その日、ザカリアは古びた神殿で祭司としての通常の務めを果たしていた。特別な行事もなく、静かに香が焚かれ、日常が淡々と進んでいた。しかし、その「普通の日」にこそ神は行動された。突然、主の使いが現れ「あなたの願いは聞き入れられた」と告げる。長年祈り続けても応えがなかったように見えた願いが、確かに神のもとに届いていたのだ。だがザカリアは、待望の知らせを前に不信仰な反応を示し、「それをどうして知ることができましょう」と問い返してしまう。高齢の自分と妻に子が与えられるなど、現実的には考えられないという思いが彼を支配したのである。
この不信仰によって、ザカリアは一定期間口がきけなくなった。だが、それは単なる罰ではなく、深い意味を持つ「沈黙」の時でもあった。旧約時代から続いていた神の沈黙がいま終わろうとしている転換点にあたり、新たな時代、メシア出現へと歴史が動き出す前に、再び深い静寂が求められたのである。さらに、この沈黙はザカリア自身にとって信仰を聴く信仰へと練り直す機会だった。祭司として人々に語りかけ、祈り、教えていた彼は言葉を奪われることで、自らの理解や説明を超えて神の業を受け止める必要に迫られたのだ。
また、この沈黙は周囲の人々に対して「特別なことが起こった」と気づかせるしるしとなった。言葉を介さずとも神の計画が進んでいることを証しする、雄弁な無言の証言である。そしてこの期間は、ヨハネの誕生を通してメシアの道が整えられる前段階、すなわち救いの歴史における「準備の時」でもあった。ザカリアとエリサベトの個人的な願いは、はるかに大きな神の救済計画の中に組み込まれていたのである。
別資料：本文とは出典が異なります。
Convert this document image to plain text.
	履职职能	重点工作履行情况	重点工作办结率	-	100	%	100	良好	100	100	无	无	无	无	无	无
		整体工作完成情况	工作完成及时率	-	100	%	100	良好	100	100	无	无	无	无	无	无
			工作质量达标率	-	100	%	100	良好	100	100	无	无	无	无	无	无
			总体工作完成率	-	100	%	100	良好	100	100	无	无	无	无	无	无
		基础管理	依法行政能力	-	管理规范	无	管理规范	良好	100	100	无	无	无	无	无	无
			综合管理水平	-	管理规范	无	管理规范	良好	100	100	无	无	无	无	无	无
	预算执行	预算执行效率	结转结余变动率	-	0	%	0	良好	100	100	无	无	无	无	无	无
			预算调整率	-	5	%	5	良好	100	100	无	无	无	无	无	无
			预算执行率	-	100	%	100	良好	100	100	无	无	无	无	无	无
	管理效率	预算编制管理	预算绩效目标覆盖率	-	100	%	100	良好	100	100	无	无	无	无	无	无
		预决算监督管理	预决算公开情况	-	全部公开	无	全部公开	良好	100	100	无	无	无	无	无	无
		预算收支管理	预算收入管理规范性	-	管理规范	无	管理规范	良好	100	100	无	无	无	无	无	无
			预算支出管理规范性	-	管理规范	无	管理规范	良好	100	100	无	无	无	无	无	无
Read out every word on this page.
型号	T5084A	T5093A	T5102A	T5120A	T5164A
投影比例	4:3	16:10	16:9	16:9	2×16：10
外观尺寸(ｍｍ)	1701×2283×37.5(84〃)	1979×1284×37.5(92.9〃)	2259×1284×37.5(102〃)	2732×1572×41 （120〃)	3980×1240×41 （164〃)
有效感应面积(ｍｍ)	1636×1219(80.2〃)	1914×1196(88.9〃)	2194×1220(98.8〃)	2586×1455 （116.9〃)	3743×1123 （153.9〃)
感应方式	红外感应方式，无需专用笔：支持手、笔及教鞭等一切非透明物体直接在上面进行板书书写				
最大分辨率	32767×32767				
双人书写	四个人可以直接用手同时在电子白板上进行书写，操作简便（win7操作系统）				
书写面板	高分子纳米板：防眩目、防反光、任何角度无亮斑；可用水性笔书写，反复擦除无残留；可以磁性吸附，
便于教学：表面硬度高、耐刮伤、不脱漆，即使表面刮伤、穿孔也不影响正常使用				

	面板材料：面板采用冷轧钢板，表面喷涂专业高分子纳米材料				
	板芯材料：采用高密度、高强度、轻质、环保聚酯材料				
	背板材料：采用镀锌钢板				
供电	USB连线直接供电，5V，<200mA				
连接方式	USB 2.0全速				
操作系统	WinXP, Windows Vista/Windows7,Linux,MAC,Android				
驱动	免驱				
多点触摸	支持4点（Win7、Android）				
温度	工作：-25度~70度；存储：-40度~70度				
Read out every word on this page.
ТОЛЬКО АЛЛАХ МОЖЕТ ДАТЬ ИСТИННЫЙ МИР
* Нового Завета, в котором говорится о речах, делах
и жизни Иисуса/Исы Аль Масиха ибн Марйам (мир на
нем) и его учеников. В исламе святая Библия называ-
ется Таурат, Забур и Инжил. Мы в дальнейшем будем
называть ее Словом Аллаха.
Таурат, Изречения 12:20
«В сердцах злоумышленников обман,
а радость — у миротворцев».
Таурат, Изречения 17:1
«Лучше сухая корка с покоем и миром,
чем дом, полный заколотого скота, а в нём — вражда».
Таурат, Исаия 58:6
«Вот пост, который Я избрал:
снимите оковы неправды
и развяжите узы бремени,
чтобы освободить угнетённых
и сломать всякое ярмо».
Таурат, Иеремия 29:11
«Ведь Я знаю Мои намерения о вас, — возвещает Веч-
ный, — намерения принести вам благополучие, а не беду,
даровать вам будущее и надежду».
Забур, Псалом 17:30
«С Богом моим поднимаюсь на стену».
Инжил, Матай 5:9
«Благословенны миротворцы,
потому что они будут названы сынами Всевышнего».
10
ここから、現代を生きる私たちにも示唆が与えられる。祈っても答えが見えず、不安や疑いに覆われる時を誰しも経験する。しかしザカリアの物語が示す通り、その沈黙の中でも神は確かに働いている。エリサベトが「今こそ」と神の介入を喜び歌ったように、神の「今こそ」は人間の「もう遅い」を覆し、「無理だ」という思いを打ち破る。こうした神の時は、私たちが理屈や計算で測りきれない恵みであり、待降節の季節にはなおさら、喧騒を離れ神の声に耳を傾ける沈黙の時が求められる。
不安の先には神の約束があり、疑いの先には神の真実がある。沈黙の向こう側には神の声が響き、すべての先には神の変わらぬ愛が広がっている。ザカリアの沈黙とエリサベトの妊娠という物語は、人間の祈りや苦悩、沈黙や期待がすべて神の偉大な計画の中に編み込まれていることを示す証言だ。私たちもまた、神の「今こそ」を信じて待ち望み、沈黙の中で神の計画に心を開きたい。神の恵みは、私たちの限界と不信仰を超えて確かに働かれるのだから。